From studying emergency room statistics, they knew what uninsured people need to stay out of the hospital: attention to diet and exercise, ways to cope with stress other than drugs and alcohol, and increased literacy so they can take medication as directed.

They started holding luncheons and dinners in the hospital's dining room for community leaders and eventually formed a steering committee of about 40 members who produced the idea for the Community Support Center.

The main conclusion was that the area's large number of young families, mostly headed by women, needed education, job training and somewhere to turn in times of crises.

The idea was not to duplicate services already offered, but rather to tap available resources.

So collaborative deals -- nine so far -- were made, among them: Catholic Charities has opened a Head Start center at Hollins Street and Fulton Avenue, two blocks from the support center; the private social service agency Echo House will provide crisis intervention counselors; emergency food will be offered by St. Martin's Church; and literacy courses will be offered by St. Martin's General Education Development program and Communities Organized to Improve Life's Learning Bank.

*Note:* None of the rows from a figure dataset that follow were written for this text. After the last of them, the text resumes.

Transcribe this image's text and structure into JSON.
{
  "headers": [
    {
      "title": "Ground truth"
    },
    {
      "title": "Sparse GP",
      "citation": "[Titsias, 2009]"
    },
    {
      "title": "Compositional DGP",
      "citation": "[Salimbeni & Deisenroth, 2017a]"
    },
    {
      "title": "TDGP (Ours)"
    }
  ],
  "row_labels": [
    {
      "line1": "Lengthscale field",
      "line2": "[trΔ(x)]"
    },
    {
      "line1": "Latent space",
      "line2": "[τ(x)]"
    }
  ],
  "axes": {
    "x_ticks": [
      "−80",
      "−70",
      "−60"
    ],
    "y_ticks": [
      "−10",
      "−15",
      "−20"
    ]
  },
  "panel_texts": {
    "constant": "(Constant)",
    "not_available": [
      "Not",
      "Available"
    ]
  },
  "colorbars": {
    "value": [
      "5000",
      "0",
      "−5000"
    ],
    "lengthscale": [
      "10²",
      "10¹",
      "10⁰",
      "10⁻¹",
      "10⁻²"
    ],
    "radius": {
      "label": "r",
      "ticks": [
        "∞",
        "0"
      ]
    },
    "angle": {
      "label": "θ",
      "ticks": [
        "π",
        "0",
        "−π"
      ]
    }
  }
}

While Bon Secours recently merged with Liberty Medical Center in Northwest Baltimore, the outreach center's boundaries generally encompass Southwest Baltimore: Franklintown Road on the west, Carey Street on the east, U.S. 40 on the north and Wilkens Avenue on the south. People from outside the area are welcome, though.

Community reaction to the hospital's plans has been overwhelmingly positive: "I'm optimistic because this center was created by people who live here," said Joyce Smith, executive director of the Franklin Square Community Association and a steering committee member.